Banyak kasus menimpa pejuang lingkungan hidup, ada yang terjerat hukum sampai vonis kena hukuman, ada juga yang bebas. Salah satu, Daniel Frits Maurits Tangkilisan, aktivis lingkungan Karimunjawa yang dikriminalisasi dengan tuduhan ujaran kebencian. Iadia sempat ditahan dan jalani sidang, bahkan dapat vonis tujuh bulan penjara oleh PN Jepara, meski akhirnya putusan banding membebaskannya.
Ada juga Hasilin dan Andi Firmansyah, warga Desa Torobulu, Konawe Selatan, Sulawesi Tenggara (Sultra) yang dikriminalisasi dengan tuduhan menghalangi aktivitas perusahaan tambang nikel. Majelis hakim pun membebaskan keduanya dari segala tuduhan.
Kendati bebas, mereka harus menanggung dampak turunan dari kriminalisasi. Hasilin, misal, harus keluar kampung untuk sementara waktu lantaran mendapat perlakuan diskriminatif dari warga lain yang pro tambang.
Dia berkeliling mengikuti suaminya yang mencari pekerjaan di tempat lain. Pun demikian dengan putranya yang berusia lima tahun, tak bisa bersekolah sementara waktu.
Hasilin berkeliling mengadu nasib, Firmansyah mengurus bengkel di rumahnya yang berada di pinggir jalan provinsi. Firmansyah pun heran. Meski izin perusahaan ini dia nilai tak jelas dan aktivitas terus berdampak pada masyarakat, tidak ada tindakan apapun dari otoritas terkait.
Pemerintah, kata Firmansyah, lebih “membela” kepentingan perusahaan ketimbang warga. “Kami seperti kehilangan harapan pada negara untuk mewujudkan lingkungan yang bersih dan sehat,” katanya.
Wa Ode Anisa, Koordinator Bidang Advokasi Walhi Sultra mengkritik pemerintah yang kurang mendukung warga dalam memperjuangkan lingkungannya. Pemerintah, seharusnya memprioritaskan perlindungan lingkungan dan kesejahteraan warga bukan hanya investasi.

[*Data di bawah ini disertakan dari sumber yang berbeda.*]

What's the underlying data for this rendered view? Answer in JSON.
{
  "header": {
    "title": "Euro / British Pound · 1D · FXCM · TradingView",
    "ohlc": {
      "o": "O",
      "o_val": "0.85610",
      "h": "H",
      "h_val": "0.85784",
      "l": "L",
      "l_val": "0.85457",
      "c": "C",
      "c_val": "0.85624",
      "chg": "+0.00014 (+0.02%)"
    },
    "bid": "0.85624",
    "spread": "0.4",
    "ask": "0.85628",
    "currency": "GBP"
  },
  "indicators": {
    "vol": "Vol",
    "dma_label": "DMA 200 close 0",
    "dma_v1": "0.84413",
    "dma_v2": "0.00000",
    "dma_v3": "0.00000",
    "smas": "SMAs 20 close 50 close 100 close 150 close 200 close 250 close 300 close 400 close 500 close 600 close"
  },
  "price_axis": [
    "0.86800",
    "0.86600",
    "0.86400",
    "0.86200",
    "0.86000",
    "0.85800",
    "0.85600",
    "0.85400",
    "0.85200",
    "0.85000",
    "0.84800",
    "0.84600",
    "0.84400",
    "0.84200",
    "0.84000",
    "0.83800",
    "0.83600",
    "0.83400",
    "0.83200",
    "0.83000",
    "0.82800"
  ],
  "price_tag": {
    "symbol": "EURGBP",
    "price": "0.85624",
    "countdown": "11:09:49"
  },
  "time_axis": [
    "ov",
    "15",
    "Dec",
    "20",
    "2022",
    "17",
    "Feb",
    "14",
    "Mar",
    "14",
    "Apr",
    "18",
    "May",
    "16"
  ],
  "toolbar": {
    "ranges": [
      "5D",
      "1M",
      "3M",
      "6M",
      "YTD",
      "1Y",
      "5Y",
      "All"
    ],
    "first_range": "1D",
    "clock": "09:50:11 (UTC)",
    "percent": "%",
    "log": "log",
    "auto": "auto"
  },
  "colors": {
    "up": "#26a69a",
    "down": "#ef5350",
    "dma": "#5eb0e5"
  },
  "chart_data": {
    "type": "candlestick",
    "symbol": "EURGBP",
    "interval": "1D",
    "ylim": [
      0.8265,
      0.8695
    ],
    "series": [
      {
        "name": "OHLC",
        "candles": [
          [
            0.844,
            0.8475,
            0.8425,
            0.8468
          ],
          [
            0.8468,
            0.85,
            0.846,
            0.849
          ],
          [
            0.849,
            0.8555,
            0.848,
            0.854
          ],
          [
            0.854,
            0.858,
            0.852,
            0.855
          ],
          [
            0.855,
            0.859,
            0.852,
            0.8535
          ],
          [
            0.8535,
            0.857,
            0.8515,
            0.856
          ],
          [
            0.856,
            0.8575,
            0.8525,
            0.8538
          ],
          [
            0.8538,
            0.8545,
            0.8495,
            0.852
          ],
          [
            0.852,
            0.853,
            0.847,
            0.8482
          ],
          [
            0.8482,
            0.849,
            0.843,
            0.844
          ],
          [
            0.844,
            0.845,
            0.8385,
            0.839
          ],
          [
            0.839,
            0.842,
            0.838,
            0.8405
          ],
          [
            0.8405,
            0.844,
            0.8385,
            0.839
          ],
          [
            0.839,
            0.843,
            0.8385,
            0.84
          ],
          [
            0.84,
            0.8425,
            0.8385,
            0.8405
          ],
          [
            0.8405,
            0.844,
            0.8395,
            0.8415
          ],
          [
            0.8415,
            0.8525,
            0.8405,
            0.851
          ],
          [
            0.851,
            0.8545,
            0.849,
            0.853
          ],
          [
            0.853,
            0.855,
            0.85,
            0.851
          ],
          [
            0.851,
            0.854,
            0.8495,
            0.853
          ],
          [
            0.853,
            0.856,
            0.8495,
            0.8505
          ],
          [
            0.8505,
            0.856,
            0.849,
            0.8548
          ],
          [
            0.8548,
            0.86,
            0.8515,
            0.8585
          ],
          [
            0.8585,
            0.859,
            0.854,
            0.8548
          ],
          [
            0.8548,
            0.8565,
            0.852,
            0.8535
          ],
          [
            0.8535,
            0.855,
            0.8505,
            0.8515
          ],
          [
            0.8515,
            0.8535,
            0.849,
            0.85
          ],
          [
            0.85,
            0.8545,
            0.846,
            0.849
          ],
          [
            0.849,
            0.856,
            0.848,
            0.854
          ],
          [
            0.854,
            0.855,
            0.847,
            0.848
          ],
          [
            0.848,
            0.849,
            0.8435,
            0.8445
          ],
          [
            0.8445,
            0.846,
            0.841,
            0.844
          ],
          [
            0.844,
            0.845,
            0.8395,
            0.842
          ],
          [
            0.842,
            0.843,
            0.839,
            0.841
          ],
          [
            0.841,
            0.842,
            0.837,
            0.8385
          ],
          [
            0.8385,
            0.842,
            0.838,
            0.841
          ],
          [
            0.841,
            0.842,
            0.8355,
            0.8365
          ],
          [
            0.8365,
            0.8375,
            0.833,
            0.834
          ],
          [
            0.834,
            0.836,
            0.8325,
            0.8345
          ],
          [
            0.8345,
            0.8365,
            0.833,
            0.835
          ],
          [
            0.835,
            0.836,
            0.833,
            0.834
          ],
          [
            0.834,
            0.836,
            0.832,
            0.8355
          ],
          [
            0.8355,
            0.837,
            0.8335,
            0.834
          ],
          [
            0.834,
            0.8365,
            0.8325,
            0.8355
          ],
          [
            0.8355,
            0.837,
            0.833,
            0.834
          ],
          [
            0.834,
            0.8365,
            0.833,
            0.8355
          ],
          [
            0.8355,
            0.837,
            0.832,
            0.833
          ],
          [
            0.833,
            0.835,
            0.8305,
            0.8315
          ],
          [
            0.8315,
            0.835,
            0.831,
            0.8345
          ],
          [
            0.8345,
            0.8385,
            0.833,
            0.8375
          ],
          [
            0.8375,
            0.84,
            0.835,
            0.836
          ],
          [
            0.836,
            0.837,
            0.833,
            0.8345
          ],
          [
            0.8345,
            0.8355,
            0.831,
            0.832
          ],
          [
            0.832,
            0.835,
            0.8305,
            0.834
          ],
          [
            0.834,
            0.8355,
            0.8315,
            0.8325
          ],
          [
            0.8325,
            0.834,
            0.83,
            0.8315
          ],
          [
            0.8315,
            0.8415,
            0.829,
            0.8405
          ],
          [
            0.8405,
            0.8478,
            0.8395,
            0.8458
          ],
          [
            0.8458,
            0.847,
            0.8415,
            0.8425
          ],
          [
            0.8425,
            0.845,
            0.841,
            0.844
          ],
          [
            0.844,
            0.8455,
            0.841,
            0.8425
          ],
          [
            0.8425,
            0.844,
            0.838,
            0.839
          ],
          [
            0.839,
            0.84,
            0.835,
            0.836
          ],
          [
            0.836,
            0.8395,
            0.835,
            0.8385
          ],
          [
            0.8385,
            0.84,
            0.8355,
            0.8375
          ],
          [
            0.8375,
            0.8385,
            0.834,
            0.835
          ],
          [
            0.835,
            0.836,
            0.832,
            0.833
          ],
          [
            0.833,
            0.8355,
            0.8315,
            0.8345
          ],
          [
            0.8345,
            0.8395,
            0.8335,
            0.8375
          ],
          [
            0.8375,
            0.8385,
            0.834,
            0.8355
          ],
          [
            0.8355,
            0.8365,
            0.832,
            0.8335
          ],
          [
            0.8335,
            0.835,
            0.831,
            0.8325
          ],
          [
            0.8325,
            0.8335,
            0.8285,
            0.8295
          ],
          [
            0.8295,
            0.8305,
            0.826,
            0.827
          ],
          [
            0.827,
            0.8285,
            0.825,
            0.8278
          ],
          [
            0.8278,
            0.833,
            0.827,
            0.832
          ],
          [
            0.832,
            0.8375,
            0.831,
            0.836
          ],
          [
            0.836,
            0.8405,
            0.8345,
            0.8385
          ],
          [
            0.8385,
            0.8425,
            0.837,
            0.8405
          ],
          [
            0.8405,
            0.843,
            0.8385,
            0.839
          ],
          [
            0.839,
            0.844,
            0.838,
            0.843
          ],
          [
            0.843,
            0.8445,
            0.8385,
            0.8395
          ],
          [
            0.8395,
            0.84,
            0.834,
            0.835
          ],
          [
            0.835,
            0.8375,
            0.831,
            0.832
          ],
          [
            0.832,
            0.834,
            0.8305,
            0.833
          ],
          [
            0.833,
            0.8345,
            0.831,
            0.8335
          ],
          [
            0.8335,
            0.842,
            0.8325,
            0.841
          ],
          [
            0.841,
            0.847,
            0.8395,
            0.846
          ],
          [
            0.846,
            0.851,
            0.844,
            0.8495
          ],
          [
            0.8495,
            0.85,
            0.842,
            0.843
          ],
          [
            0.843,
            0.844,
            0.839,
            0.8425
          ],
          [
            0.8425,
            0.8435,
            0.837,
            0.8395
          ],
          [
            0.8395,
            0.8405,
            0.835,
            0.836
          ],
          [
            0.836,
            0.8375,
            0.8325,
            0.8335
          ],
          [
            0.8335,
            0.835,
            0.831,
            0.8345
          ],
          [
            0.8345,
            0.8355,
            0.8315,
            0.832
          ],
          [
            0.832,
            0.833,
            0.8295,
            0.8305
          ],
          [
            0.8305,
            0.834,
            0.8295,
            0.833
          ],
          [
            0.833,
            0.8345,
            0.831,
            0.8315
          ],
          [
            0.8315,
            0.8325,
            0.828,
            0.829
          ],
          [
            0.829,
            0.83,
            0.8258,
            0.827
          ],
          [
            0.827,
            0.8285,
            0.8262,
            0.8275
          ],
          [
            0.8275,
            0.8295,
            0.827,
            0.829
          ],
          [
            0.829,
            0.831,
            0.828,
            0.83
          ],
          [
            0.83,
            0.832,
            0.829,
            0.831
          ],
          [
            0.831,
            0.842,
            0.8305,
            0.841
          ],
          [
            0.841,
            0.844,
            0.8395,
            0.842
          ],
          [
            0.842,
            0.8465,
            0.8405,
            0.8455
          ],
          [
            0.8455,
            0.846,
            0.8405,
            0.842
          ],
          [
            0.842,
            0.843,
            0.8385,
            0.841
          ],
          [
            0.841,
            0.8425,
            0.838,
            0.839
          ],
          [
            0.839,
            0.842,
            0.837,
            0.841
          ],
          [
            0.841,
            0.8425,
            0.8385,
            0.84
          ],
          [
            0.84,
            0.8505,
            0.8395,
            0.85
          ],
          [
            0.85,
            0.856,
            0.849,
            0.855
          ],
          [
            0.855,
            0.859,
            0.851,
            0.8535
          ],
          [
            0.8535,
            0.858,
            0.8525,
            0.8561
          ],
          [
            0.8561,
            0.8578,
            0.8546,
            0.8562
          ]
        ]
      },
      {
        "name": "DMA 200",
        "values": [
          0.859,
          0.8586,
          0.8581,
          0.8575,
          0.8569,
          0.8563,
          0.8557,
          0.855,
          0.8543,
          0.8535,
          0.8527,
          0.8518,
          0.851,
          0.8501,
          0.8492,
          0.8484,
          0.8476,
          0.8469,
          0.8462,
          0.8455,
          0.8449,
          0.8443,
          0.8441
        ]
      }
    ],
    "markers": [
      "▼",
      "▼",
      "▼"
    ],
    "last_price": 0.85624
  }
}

Menurut Anisa, banyak hutan untuk tambang yang berakibat ekosistem rusak. “Makin kesini hutan-hutan itu makin terancam. Tidak ada komitmen dari pemerintah untuk menjaga hutan yang tersisa,” ujar Anisa.
Keberpihakan pemerintah pada industri ekstraktif ini pula yang pada akhirnya meningkatkan resistensi bagi para pembela lingkungan. Seperti upaya kriminalisasi, sebagaimana Hasilin dan Firmansyah alami setelah menuntut dokumen izin dan analisis mengenai dampak lingkungan (amdal) perusahaan.
Ayunia Muis, aktivis lingkungan mengatakan, belajar dari kasus itu, Undang-undang nyatanya tidak cukup melindungi aktivis agar tidak menjadi sasaran pihak-pihak yang mendapatkan keuntungan dari kerusakan lingkungan.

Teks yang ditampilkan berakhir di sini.